Cytogenetic analysis is also helpful for diagnosis and subclassification of lymphoma. Several lymphomas have characteristic genetic abnormalities that are important in determining their biological features and that can be useful in differential diagnosis. Eighty percent of Burkitt lymphoma cases harbor t(8;14) translocation, resulting in the juxtaposition of the c-myc gene on chromosome 8 with IgH enhancer elements on chromosome 14. In the remaining 20% of cases, t(2;8) or t(8;22) are observed placing the c-myc gene adjacent to either the kappa or lambda light chain (IgL), respectively [26].

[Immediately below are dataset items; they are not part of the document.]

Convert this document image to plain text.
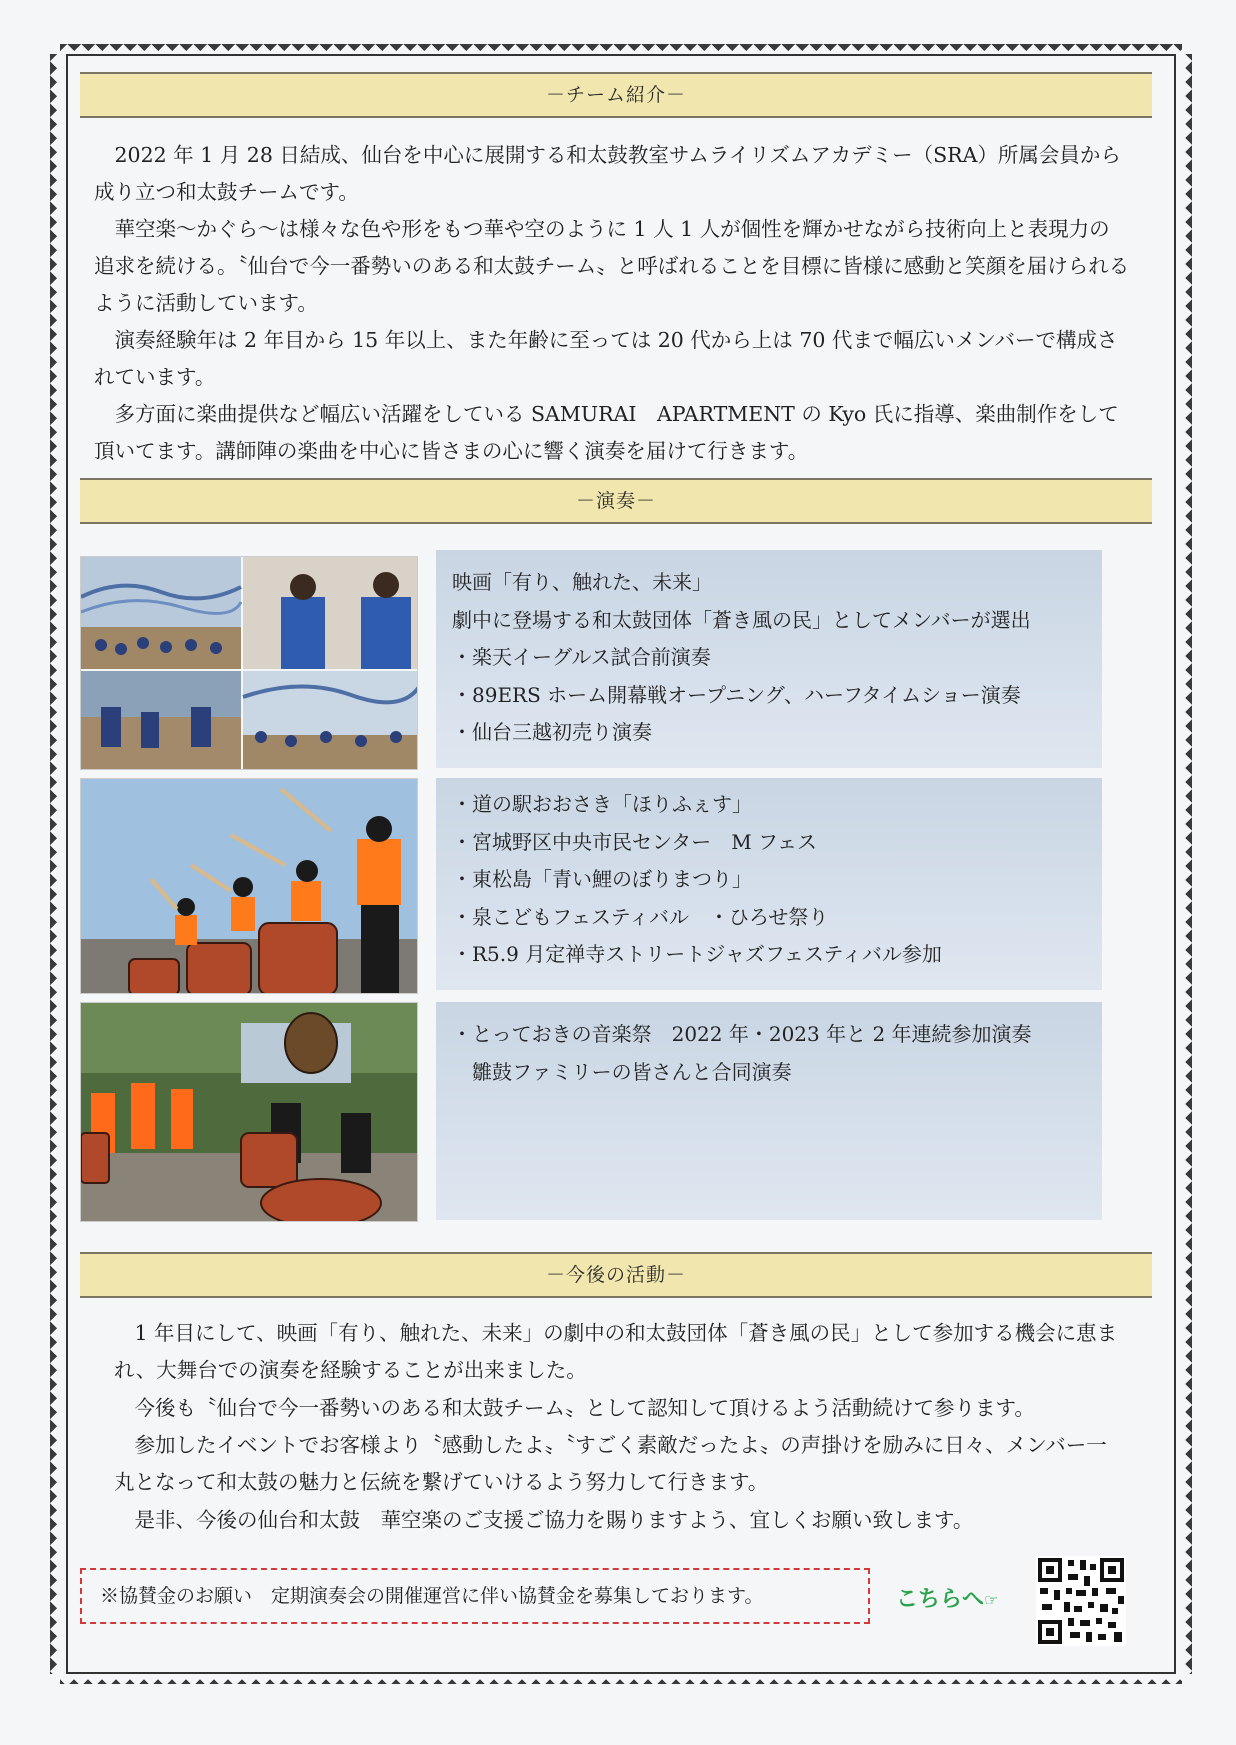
－チーム紹介－
2022 年 1 月 28 日結成、仙台を中心に展開する和太鼓教室サムライリズムアカデミー（SRA）所属会員から成り立つ和太鼓チームです。
華空楽～かぐら～は様々な色や形をもつ華や空のように 1 人 1 人が個性を輝かせながら技術向上と表現力の追求を続ける。〝仙台で今一番勢いのある和太鼓チーム〟と呼ばれることを目標に皆様に感動と笑顔を届けられるように活動しています。
演奏経験年は 2 年目から 15 年以上、また年齢に至っては 20 代から上は 70 代まで幅広いメンバーで構成されています。
多方面に楽曲提供など幅広い活躍をしている SAMURAI　APARTMENT の Kyo 氏に指導、楽曲制作をして頂いてます。講師陣の楽曲を中心に皆さまの心に響く演奏を届けて行きます。
－演奏－
映画「有り、触れた、未来」
劇中に登場する和太鼓団体「蒼き風の民」としてメンバーが選出
・楽天イーグルス試合前演奏
・89ERS ホーム開幕戦オープニング、ハーフタイムショー演奏
・仙台三越初売り演奏
・道の駅おおさき「ほりふぇす」
・宮城野区中央市民センター　M フェス
・東松島「青い鯉のぼりまつり」
・泉こどもフェスティバル　・ひろせ祭り
・R5.9 月定禅寺ストリートジャズフェスティバル参加
・とっておきの音楽祭　2022 年・2023 年と 2 年連続参加演奏
　雛鼓ファミリーの皆さんと合同演奏
－今後の活動－
1 年目にして、映画「有り、触れた、未来」の劇中の和太鼓団体「蒼き風の民」として参加する機会に恵まれ、大舞台での演奏を経験することが出来ました。
今後も〝仙台で今一番勢いのある和太鼓チーム〟として認知して頂けるよう活動続けて参ります。
参加したイベントでお客様より〝感動したよ〟〝すごく素敵だったよ〟の声掛けを励みに日々、メンバー一丸となって和太鼓の魅力と伝統を繋げていけるよう努力して行きます。
是非、今後の仙台和太鼓　華空楽のご支援ご協力を賜りますよう、宜しくお願い致します。
※協賛金のお願い　定期演奏会の開催運営に伴い協賛金を募集しております。	こちらへ☞
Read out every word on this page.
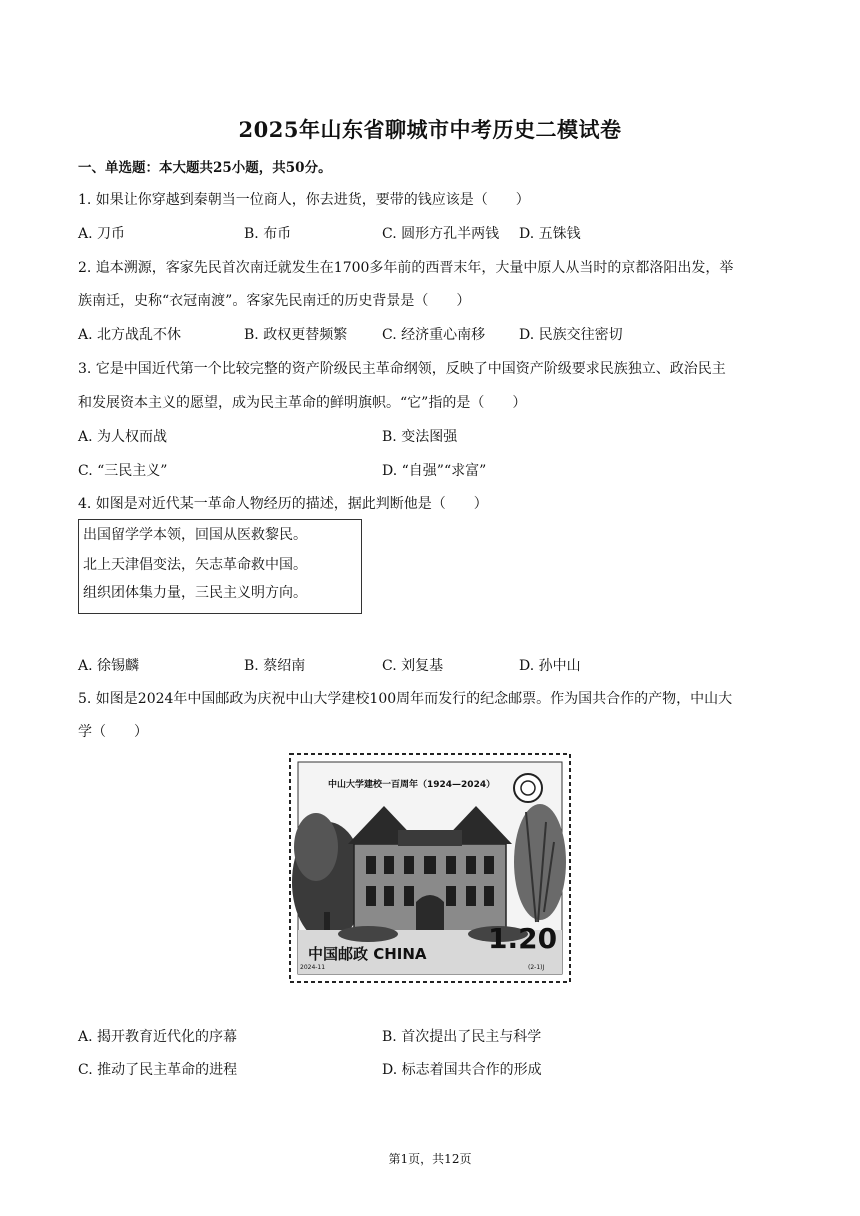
2025年山东省聊城市中考历史二模试卷
一、单选题：本大题共25小题，共50分。
1. 如果让你穿越到秦朝当一位商人，你去进货，要带的钱应该是（　　）
A. 刀币	B. 布币	C. 圆形方孔半两钱 D. 五铢钱
2. 追本溯源，客家先民首次南迁就发生在1700多年前的西晋末年，大量中原人从当时的京都洛阳出发，举
族南迁，史称“衣冠南渡”。客家先民南迁的历史背景是（　　）
A. 北方战乱不休	B. 政权更替频繁 C. 经济重心南移 D. 民族交往密切
3. 它是中国近代第一个比较完整的资产阶级民主革命纲领，反映了中国资产阶级要求民族独立、政治民主
和发展资本主义的愿望，成为民主革命的鲜明旗帜。“它”指的是（　　）
A. 为人权而战	B. 变法图强
C. “三民主义”	D. “自强”“求富”
4. 如图是对近代某一革命人物经历的描述，据此判断他是（　　）
出国留学学本领，回国从医救黎民。
北上天津倡变法，矢志革命救中国。
组织团体集力量，三民主义明方向。
A. 徐锡麟	B. 蔡绍南	C. 刘复基	D. 孙中山
5. 如图是2024年中国邮政为庆祝中山大学建校100周年而发行的纪念邮票。作为国共合作的产物，中山大
学（　　）
中山大学建校一百周年（1924—2024）
中国邮政 CHINA 1.20
2024-11	(2-1)J
A. 揭开教育近代化的序幕	B. 首次提出了民主与科学
C. 推动了民主革命的进程	D. 标志着国共合作的形成
第1页，共12页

Fluorescence In Situ Hybridization (FISH) a cytogenetic technique, uses fluorescently labeled DNA probes to chromosomal centromeres or unique loci to detect and localize the presence or absence of specific DNA sequences on chromosomes. Several studies have shown the usefulness of FISH, for the subtyping of non- Hodgkin lymphoma in cytological samples obtained by percutaneous FNA [36,37], and Levy et al confirmed its application to EUS-FNA [38] as showed in our case.

In conclusion, primary pancreatic lymphoma is an uncommon tumor which can mimic pancreatic adenocarcinoma in appearance. Burkitt’s lymphoma is a subtype of B-cell non-Hodgkin lymphoma that occurs most commonly in patients with HIV infection. Even though is a rare malignant tumor, must be suspected in HIV-patients.

The correct diagnosis is essential since management and prognosis is considerably different from other pancreatic tumors. EUS-FNA can be used to make a diagnosis but should be combined with flow cytometry and immunocytochemistry to increase the sensitivity and specificity.

Lymphoma subclassification is generally possible by immunophenotyping of immunohistological staining and flow cytometry in addition to histomorphological assessment. Moreover, cytogenetic abnormalities can be assessed by use of FISH. These ancillary techniques enhance the diagnostic potential of EUS-FNA and can avoid the need for invasive surgical biopsies and prompt treatment.